3. The detector location based checkpoint soft error recovery method of claim 1, wherein the third step: calculating the time overhead of the program segment; the method comprises the following specific steps:

the time overhead of the program segment refers to the time generated when the error detected by a detector in the program segment is fault-tolerant, and comprises checkpoint setting time and recovery time, the time required for saving the running state of the program is taken as the checkpoint setting time, and in the aspect of the recovery time, the historical state recovery time and the current state recovery time are considered, namely the time for recovering the running state of the program saved by the checkpoint, and the time required for continuously running the program from the checkpoint position to the error reporting position of the detector; for each program segment, the checkpoint time and the recovery time of the program segment are calculated, and the sum of the two is taken as the time overhead of the program segment.

4. The detector location based checkpoint soft error recovery method of claim 1, wherein the fourth step: judging the sufficiency of the check points in the program segment, and if the check points are insufficient, adding additional check points for the program segment; the method comprises the following specific steps:

and evaluating the checkpoint setting time, the current state recovery time and the historical state recovery time of the program segment after the checkpoint is added for each program segment, and further obtaining the time overhead of the program segment. And comparing the time overhead of the program segment with the checkpoint which is added with the time overhead of the program segment without the checkpoint, if the time overhead is reduced, indicating that the checkpoint in the program segment is insufficient, adding the checkpoint to the program segment, otherwise, indicating that the checkpoint in the program segment is sufficient, and not adding the checkpoint to the program segment.

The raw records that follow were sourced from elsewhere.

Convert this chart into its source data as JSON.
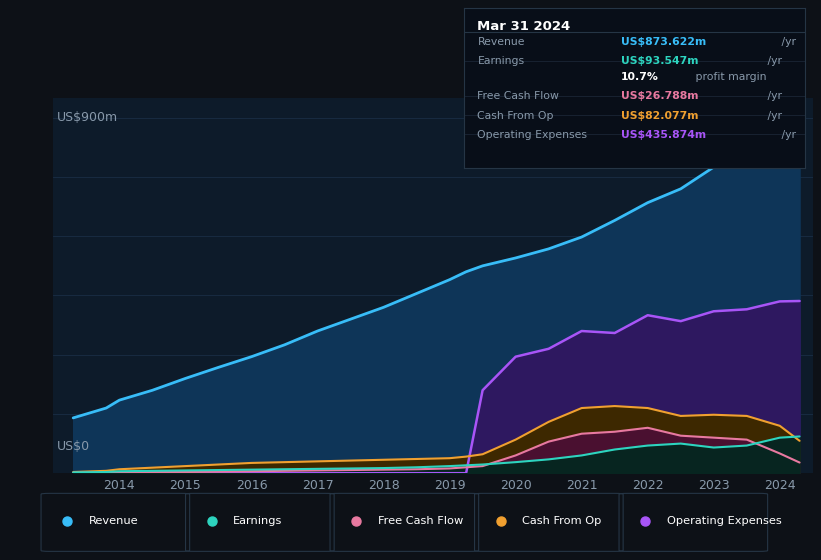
{
  "bg_color": "#0d1117",
  "chart_bg": "#0d1b2a",
  "ylabel": "US$900m",
  "y0label": "US$0",
  "years_x": [
    2013.3,
    2013.8,
    2014,
    2014.5,
    2015,
    2015.5,
    2016,
    2016.5,
    2017,
    2017.5,
    2018,
    2018.5,
    2019,
    2019.25,
    2019.5,
    2020,
    2020.5,
    2021,
    2021.5,
    2022,
    2022.5,
    2023,
    2023.5,
    2024,
    2024.3
  ],
  "revenue": [
    140,
    165,
    185,
    210,
    240,
    268,
    295,
    325,
    360,
    390,
    420,
    455,
    490,
    510,
    525,
    545,
    568,
    598,
    640,
    685,
    720,
    775,
    820,
    858,
    875
  ],
  "earnings": [
    2,
    3,
    5,
    6,
    7,
    8,
    9,
    10,
    11,
    12,
    13,
    15,
    18,
    20,
    22,
    28,
    35,
    45,
    60,
    70,
    75,
    65,
    70,
    90,
    93
  ],
  "free_cash_flow": [
    1,
    2,
    2,
    3,
    3,
    4,
    5,
    6,
    7,
    8,
    9,
    10,
    12,
    15,
    18,
    45,
    80,
    100,
    105,
    115,
    95,
    90,
    85,
    50,
    27
  ],
  "cash_from_op": [
    3,
    6,
    10,
    14,
    18,
    22,
    26,
    28,
    30,
    32,
    34,
    36,
    38,
    42,
    48,
    85,
    130,
    165,
    170,
    165,
    145,
    148,
    145,
    120,
    82
  ],
  "operating_exp": [
    0,
    0,
    0,
    0,
    0,
    0,
    0,
    0,
    0,
    0,
    0,
    0,
    0,
    0,
    210,
    295,
    315,
    360,
    355,
    400,
    385,
    410,
    415,
    435,
    436
  ],
  "revenue_color": "#38bdf8",
  "earnings_color": "#2dd4bf",
  "fcf_color": "#e879a0",
  "cashop_color": "#f0a030",
  "opexp_color": "#a855f7",
  "revenue_fill": "#0e3558",
  "opexp_fill": "#2e1860",
  "cashop_fill": "#3d2800",
  "fcf_fill": "#4a1030",
  "earnings_fill": "#072520",
  "legend_items": [
    "Revenue",
    "Earnings",
    "Free Cash Flow",
    "Cash From Op",
    "Operating Expenses"
  ],
  "legend_colors": [
    "#38bdf8",
    "#2dd4bf",
    "#e879a0",
    "#f0a030",
    "#a855f7"
  ],
  "info_box": {
    "date": "Mar 31 2024",
    "rows": [
      {
        "label": "Revenue",
        "value": "US$873.622m",
        "value_color": "#38bdf8",
        "suffix": " /yr"
      },
      {
        "label": "Earnings",
        "value": "US$93.547m",
        "value_color": "#2dd4bf",
        "suffix": " /yr"
      },
      {
        "label": "",
        "value": "10.7%",
        "value_color": "#ffffff",
        "suffix": " profit margin"
      },
      {
        "label": "Free Cash Flow",
        "value": "US$26.788m",
        "value_color": "#e879a0",
        "suffix": " /yr"
      },
      {
        "label": "Cash From Op",
        "value": "US$82.077m",
        "value_color": "#f0a030",
        "suffix": " /yr"
      },
      {
        "label": "Operating Expenses",
        "value": "US$435.874m",
        "value_color": "#a855f7",
        "suffix": " /yr"
      }
    ]
  },
  "xlim": [
    2013.0,
    2024.5
  ],
  "ylim": [
    0,
    950
  ],
  "grid_color": "#1a2d45",
  "tick_color": "#8899aa",
  "year_ticks": [
    2014,
    2015,
    2016,
    2017,
    2018,
    2019,
    2020,
    2021,
    2022,
    2023,
    2024
  ]
}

5. The detector location based checkpoint soft error recovery method of claim 1, wherein the fifth step: judging the deletable property of the check point in the program segment, and deleting the deletable check point; the method comprises the following specific steps:

when the check points of the program segments are enough, the deletability of the check points in the program segments is evaluated, and after the check points of the program segments are deleted, the error in the program segments is processed by the check point of the program segment which is closest to the previous one, and the program segment which is closest to the previous one are regarded as one program segment, which is called p_mWhen evaluating a checkpoint of a deleted program segment, p_mIf the time cost is reduced, the check point in the program segment is redundant, the check point of the program segment is deleted, otherwise, the check point in the program segment is not redundant, and the check point of the program segment is not deleted; assume that the preceding program segment of the current program segment is p_jAfter the fourth step of analysis, at p_jWith the addition of checkpoints, the newly added checkpoint will p_jDivided into two program segments, p_j1And p_j2At this time, for the current program segment, the nearest previous program segment is p_j2Instead of p_j。